Unfortunately I was unable to make the question and answer session afterwards, but there are a few things that can be said about this presentation. First is the level of abstraction. As is the case with systems theory generally theorisation takes place on such a level that political agency is put into question. It is no accident that Ingolfur decides to question the notion of a gap rather than the possibilities of propagating a radical green agenda. It is also telling the only place in this schema where agency is possible is through sociology. Yes, it is important to repeatedly expose how the system is responsible for the environmental crisis but at no point does he link it up to other political agents. The implication is he falls into the trap of post-ecological environmental sociologists, who just put the information out there in the hope someone will listen and act. Another difficulty - again shared with the rest of systems theory - is the lack of empirical evidence to back this account up, or rather his failure to deploy such evidence. From following how mainstream politics, institutions and businesses have adapted to and changed commonplace understandings of green politics and values, I believe his argument about a politics of unsustainability, of sustaining the unsustainable is correct. But that isn't enough to convince others who aren't committed to some form of radical politics.

These issues aside I think Ingolfur has identified a number of social processes that deserve more investigation, which can only serve to help the repoliticisation of sociology and produce work that can add even more indictments to the case against global capitalism.


Derek Wall said...

Interesting and worrying analysis.
I think Green Party people tend to retreat from or even ignore theory, which is a dangerous position to take.

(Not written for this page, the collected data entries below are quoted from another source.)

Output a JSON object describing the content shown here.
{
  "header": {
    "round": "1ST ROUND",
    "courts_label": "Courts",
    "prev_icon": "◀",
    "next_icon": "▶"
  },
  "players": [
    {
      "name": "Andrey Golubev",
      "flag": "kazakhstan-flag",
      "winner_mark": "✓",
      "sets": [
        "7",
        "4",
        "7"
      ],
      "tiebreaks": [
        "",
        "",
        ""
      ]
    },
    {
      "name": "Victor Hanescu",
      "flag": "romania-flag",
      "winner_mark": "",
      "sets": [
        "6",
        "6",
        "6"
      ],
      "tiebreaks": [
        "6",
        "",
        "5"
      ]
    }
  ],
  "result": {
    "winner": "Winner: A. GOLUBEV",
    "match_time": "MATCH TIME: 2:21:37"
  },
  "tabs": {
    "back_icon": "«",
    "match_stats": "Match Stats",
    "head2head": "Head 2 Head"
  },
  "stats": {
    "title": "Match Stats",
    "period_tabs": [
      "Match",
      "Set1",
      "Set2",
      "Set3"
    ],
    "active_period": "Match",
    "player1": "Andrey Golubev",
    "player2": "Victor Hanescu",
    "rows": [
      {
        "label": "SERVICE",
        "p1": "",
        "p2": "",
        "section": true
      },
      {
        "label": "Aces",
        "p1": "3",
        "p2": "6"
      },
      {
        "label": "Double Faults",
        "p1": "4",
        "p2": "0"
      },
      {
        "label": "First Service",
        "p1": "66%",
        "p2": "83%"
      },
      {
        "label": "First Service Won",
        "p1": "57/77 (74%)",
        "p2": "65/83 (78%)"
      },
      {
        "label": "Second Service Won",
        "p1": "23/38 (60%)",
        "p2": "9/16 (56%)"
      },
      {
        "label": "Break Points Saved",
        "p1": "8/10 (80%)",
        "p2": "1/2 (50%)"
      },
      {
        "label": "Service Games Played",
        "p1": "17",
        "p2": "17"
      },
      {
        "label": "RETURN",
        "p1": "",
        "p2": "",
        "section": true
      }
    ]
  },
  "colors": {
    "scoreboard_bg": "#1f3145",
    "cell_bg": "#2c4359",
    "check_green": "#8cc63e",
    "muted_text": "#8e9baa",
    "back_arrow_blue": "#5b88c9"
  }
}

The advances of the Latin American left give some cause for optimism, especially as there are green elements which influence some on the Latin American left

gwe said...

Bluhdorn states the obvious - what capitalism calls 'sustainability' is very different to what that means in ecological terms. But is the 'Politics of Unsustainability' a new phenomenon - surely the only reason we find ourselves in such dire straights today is because of the complicity of successive governments in feeding the rapacious nature of capitalism? Isn't capitalism itself the sustaining of the unsustainable?